Lincoln students want ‘compromise’ in Palestinian-Israeli conflict

Controversy over increasing Israeli settlements in Palestine has divided many around the world, and has students at Lincoln concerned, as well.

The United Nations’ Resolution 2334 late last year stressed “that the cessation of all Israeli settlement activities is essential” for a two-state solution. However, Israeli Prime minister Benjamin Netanyahu vowed to open 3,000 new settlement homes following President Donald Trump’s inauguration, according to the AP.

The new US president shares a similar stance on issues with Netanyahu. Both leaders condemned the Iran Nuclear Deal, which Trump claimed was “horrible” and “bad for Israel.” Israel’s prime minister referred to the negotiations as a “failed” deal. Moreover, Trump has pledged to move the American embassy in Israel from Tel Aviv to Jerusalem. The historical city bears heated debate over who owns it. While Israelis claim ownership over the area, Palestinians disagree. The ongoing tension has resulted in thousands of casualties over the past few decades.

Jewish Student Union leaders see the conflict as unfortunate. The club’s presidents, sophomore Moriah Berkovitch and senior Maya Friedman oppose the conflict.

“Everyone on our border of Israel is not on really good terms with Israelis in general. It’s really sad,” Berkovitch says.

Friedman offers similar views.

“I want a compromise [between the Israelis and Palestinians],” she says, “I want what’s best for everyone.”

Both presidents favor a two-state solution, in which both Israel and Palestine would have independent, sovereign governments. Trump appeared to back away from long-held U.S support for a two-state solution in a news conference with Netanyahu on Feb. 15.
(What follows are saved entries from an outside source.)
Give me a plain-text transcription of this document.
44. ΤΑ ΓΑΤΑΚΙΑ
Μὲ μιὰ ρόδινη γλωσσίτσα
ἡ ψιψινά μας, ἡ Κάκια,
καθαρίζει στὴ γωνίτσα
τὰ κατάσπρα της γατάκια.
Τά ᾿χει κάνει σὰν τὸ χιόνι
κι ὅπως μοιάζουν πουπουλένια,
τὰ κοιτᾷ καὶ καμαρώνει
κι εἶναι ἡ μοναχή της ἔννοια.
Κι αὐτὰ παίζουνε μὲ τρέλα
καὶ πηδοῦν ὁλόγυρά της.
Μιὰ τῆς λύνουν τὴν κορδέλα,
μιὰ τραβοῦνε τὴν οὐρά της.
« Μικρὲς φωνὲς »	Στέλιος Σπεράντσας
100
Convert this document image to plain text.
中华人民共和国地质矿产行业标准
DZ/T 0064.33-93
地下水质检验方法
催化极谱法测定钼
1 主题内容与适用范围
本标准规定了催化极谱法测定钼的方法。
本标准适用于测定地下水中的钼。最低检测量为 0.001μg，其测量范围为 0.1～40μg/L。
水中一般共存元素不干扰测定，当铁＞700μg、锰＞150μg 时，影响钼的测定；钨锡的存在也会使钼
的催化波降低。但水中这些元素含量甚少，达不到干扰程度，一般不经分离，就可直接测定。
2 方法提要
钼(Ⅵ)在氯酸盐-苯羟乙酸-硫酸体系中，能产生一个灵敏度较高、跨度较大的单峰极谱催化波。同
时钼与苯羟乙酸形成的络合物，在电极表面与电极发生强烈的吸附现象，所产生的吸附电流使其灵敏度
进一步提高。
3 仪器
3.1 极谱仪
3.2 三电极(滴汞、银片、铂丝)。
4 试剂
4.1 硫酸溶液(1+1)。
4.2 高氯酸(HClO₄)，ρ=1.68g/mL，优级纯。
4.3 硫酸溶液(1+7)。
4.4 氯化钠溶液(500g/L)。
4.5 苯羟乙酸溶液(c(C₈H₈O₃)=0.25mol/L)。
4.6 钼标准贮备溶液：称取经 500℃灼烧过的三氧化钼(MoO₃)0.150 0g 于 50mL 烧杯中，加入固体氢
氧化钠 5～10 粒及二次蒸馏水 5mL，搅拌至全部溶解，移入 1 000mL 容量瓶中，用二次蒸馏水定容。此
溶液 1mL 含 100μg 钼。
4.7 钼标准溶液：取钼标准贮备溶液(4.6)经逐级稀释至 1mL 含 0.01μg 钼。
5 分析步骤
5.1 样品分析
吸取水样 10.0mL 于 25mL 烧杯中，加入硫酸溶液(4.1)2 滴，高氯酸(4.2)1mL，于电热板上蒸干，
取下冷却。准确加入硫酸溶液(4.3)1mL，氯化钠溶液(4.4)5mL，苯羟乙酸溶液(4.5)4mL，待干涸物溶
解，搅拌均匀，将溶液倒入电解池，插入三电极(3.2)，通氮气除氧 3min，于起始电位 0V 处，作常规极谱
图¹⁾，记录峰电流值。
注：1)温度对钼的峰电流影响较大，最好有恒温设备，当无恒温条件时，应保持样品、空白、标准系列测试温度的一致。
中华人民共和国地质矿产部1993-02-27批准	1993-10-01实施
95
Sophomore Connor Fahey is also for a two-state solution, but he sympathizes more with Israel.

“Israel has to protect itself,” he says, “most regions in that area are in support of Palestine.”

He believes that Israel has good reason to be wary.

“Jews in that area are minorities,” Fahey states. He fears that “a lot of people don’t want [them] there.”

He adds that “Israel has a lot more threats than Palestine to face.”

However, Fahey is quick to remind that he “is not in support of Israel bombing Palestine.” He emphasizes that he opposes violence.

Israel and Palestine: key points

  • 1200 BCE: First mention of Israel; “Israelites” first attributed to villages in the area during the Iron Age.
  • 1050 BCE: Kingdoms of Israel and Judah emerge in the same period.
  • Invaders from the Persian Empire, Alexander The Great,  Roman Empire, Byzantine Empire and Islamic Empire would respectively conquer the kingdom in the years to come.
  • Following the Assyrian Empire’s invasion, a diaspora began where many from the kingdom were exiled. This exile sparked a series of exiles years later.
  • Early 20th century: Palestinian national identity emerges, although their establishment remains a polarized debate between scholars.  
  • World War I: Ottoman Empire controls Palestine.
  • 1933: German dictator Adolf Hitler begins the Holocaust which results in the abduction and genocide of millions of Jewish people.
  • 1948: The Jewish people, many Holocaust survivors, declare independence for Israel on Palestinian territory.
  • 1967: The Six-Day War, known as the Arab-Israeli war, fought between Israel, Egypt, Jordan and Syria. When it ends, some Israelis begin to move into Palestine-claimed territory.
  • 2016: United Nations declares that “Israeli settlements have no validity.”